Fan Mo
Senior Algorithm Engineer at Moore Threads
Graduated from Shanghai Jiao Tong University, senior algorithm engineer at Moore Threads and maintainer of the open-source project torch\_musa. He leads the adaptation and optimization of PyTorch on MUSA and has long focused on performance tuning for large model training and inference, covering areas such as distributed parallelism, operator fusion, low-precision inference, and dynamic compiler stacks. He is also advancing open-source compatibility and engineering automation for domestic chip ecosystems, striving to make domestic computing power more efficient and easier to use.
Topic
Collaborative Evolution Practices of Large-Model Training and AI Frameworks at Moore Threads
Large-model training increasingly demands more diverse support from AI frameworks.
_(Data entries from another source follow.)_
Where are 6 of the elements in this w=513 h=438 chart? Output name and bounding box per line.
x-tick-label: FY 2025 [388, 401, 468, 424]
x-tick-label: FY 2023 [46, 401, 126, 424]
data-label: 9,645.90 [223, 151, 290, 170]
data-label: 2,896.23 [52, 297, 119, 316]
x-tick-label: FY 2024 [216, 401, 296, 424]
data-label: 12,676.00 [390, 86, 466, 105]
This talk reviews the current development status of mainstream frameworks, analyzes the communication, memory, and fault-tolerance challenges encountered in large-scale training, and — drawing on MT’s practical experience in co-developing large-model training and AI frameworks — shares lessons on tuning distributed strategies, optimizing unified compute parallelism, and low-precision training. Finally, it discusses remaining problems and future directions for framework development to support efficient large-model training and inference. 1. Introduction to large-model evolution: from dense models to MoE (mixture-of-experts), and how framework requirements are changing and evolving. 2. Overview of current AI frameworks, including support for various backends (especially non-CUDA), key development directions for frameworks, and adaptability for custom optimizations. 3. Challenges faced by current AI frameworks in large-scale training, including overlap of computation and communication, memory pressure, and fault tolerance. 4. MT’s case studies in large-model training and framework optimization, highlighting tuning of distributed strategies, optimizations for unified compute parallelism, and low-precision training. 5. Open problems and outlook for the future development of large models and AI frameworks.